Darren McCarty, Paxton’s former director of civil litigation, testified that Paxton attempted to personally argue in the suit between Paul’s real estate business World Class and the Roy F. and Joann Cole Mitte Foundation.

Witness Darren McCarty, former deputy attorney general for policy and strategic initiatives...
Witness Darren McCarty, former deputy attorney general for policy and strategic initiatives from February-October 2020, testifies during day 6 of Texas Attorney General Ken Paxton’s impeachment trial in the Senate chamber at the Texas State Capitol in Austin on Tuesday, Sept. 12, 2023. Paxton pleaded not guilty last week to numerous articles of impeachment.(Juan Figueroa / Staff Photographer)

The foundation sued Paul after he stopped providing information about an investment the foundation had made in World Class. Paul had backed out of a settlement and Paxton ordered his agency to intervene over litigation the attorney general characterized as “wasteful” and “overzealous,” McCarty testified.

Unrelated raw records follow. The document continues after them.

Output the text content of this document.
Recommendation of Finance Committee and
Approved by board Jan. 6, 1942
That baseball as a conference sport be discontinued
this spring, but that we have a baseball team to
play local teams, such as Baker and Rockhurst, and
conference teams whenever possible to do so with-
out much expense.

McCarty said Paxton’s intervention appeared one-sided.

“I don’t think that we were helping the Mitte Foundation in any way,” he testified.

Toward the end of his testimony, DeGuerin read the first article of impeachment accusing Paxton of harming the Mitte Foundation in order to help Paul. He asked McCarty whether the allegations were true.

“I believe that to be true. Yes,” he said.